In 1991, they produced a report on the humanitarian impact of the Gulf War, based on 9,000 interviews in 300 locations in Iraq.

The team's backers include War Child Canada, International Physicians for the Prevention of Nuclear War (IPPNW) and its Canadian affiliate Physicians for Global Survival (PGS), Oxfam Canada, World Vision Canada and the United Church.

The team says it received no financial assistance from the Iraqi government during the trip.

The report's findings are based on data collected in three Iraqi cities - Baghdad, Karbala and Basra - interviews with more than 100 families in their homes and previous studies.

"While it is impossible to predict both the nature of any war and the number of expected deaths and injuries, casualties among children will be in the thousands, probably in the tens of thousands and possibly in the hundreds of thousands," Canadian team leader and medical doctor Eric Hoskins said in a statement.

The report says that Iraq currently has only one month's supply of food and three months of medicine remaining.

Titled 'Our Common Responsibility: The Impact of a New War on Iraq Children', the document presents findings on children's physical and mental well being as well as on emergency preparedness in the country.

Weakened by the effects of war and more than a decade of economic sanctions, 500,000 Iraqi children are malnourished, it says. For example, the death rate of children under five years of age is already 2.5 times greater than it was in 1990, before the Gulf War.

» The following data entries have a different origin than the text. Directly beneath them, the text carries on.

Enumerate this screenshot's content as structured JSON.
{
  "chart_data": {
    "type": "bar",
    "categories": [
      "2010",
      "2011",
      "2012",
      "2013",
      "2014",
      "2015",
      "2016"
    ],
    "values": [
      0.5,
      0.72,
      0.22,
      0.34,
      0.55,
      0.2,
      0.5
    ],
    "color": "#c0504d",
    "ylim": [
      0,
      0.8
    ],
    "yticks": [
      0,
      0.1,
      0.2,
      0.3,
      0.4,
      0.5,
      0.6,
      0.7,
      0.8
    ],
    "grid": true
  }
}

Because most of the country's 13 million children are dependent on food distributed by the Government of Iraq, ''the disruption of this system by war would have a devastating impact on children who already have a high rate of malnutrition'', says the report.

It adds that only 60 percent of Iraqis have access to fresh water. ''Further disruption to these services, as occurred during the 1991 Gulf War, would be catastrophic for Iraqi children.''

The team's two psychologists, Atle Dyregrov and Magne Raundalen, world leaders in the impact of war on children, carried out what the report calls the first-ever pre-war assessment of children's mental health.

''With war looming, Iraqi children are fearful, anxious and depressed,'' they found. ''Many have nightmares. And 40 percent do not think that life is worth living.''

The finding ''is powerful evidence that the concern for children's well-being needs to be considered in the decision making process about to take place in the United Nations Security Council'', says the report, which was released in Ottawa.

"As medical professionals, we call on all parties involved in the conflict with Iraq to insure the safety of children and all innocent civilians and to do everything humanly possible to resolve the conflict peacefully," said IPPNW spokesman John Pastore in a statement.

The report points out that the United Nations estimates that, in the event of war, as many as 500,000 Iraqis could require emergency medical treatment but that hospitals and clinics will run out of medicines within three to four weeks of the start of a conflict.

The report was also sent to the U.N. Security Council, the government of Iraq, and the Canadian government.